Jean traîne un mois et se résigne à revenir en sauts de puce grâce à de petits navires qui font du cabotage le long de la Gaule. Il est capable de jeûner longtemps et connaît beaucoup de métiers manuels.

 Deux mois tout de même pour retrouver une Rome en pleine activité ! Des secours affluent vers Pompéi. Le Vésuve est entré en forte activité et les dégâts sont importants. Les prêtres de diverses religions supplient les Dieux de bien vouloir se pencher sur le cas des habitants de Pompéi. Des hommes avisés, revenus du secteur, estiment qu’il serait prudent d’évacuer les lieux. Le Vésuve ne semble pas avoir dit son dernier mot. Ils ne sont pas écoutés ! On ne quitte pas facilement les lieux heureux et les tombes des ancêtres. Et puis cinquante mille prières n’ont pas été récitées pour rien !

 Jean rend compte de sa mission. C’est l’occasion d’un débat :

---Dans la perspective, lointaine sans doute, d’un soulèvement et d’une victoire républicaine, faudrait-il conserver tous les territoires de l’Empire ou replier les armées sur l’Italie ?

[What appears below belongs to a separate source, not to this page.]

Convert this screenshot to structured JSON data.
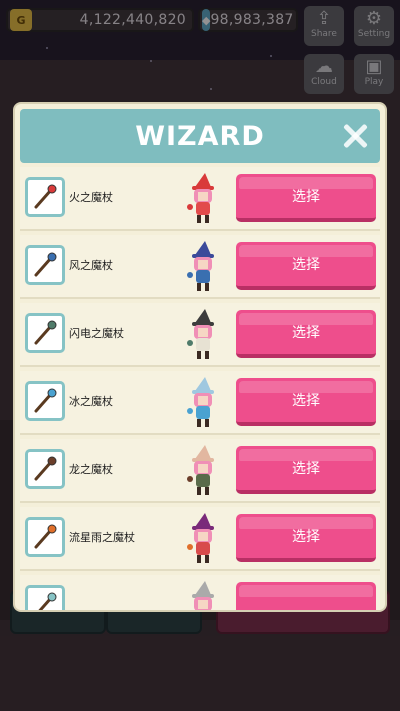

---En ce cas il faudrait accepter longtemps une très forte pénurie de vivres. Pour le moment un million d’êtres humains environ vit à Rome et mange à peu près, grâce au blé d’Egypte et d’Afrique. Les petits paysans, ruinés par cette concurrence, ont quitté les terres pour vivre dans la capitale.

---En attendant que le mouvement inverse se produise, on risque de crever de faim ! Ça semble un problème inextricable ! Et pourtant, si on ne le fait pas volontairement, l’Histoire nous l’imposera à un prix encore plus élevé et avec quantité de massacres ! Déjà les légions comptent un nombre de plus en plus élevé d’étrangers. Le romain préfère les jeux du cirque en spectateur. Tôt ou tard, ces légions imposeront leur volonté. L’Empire éclatera !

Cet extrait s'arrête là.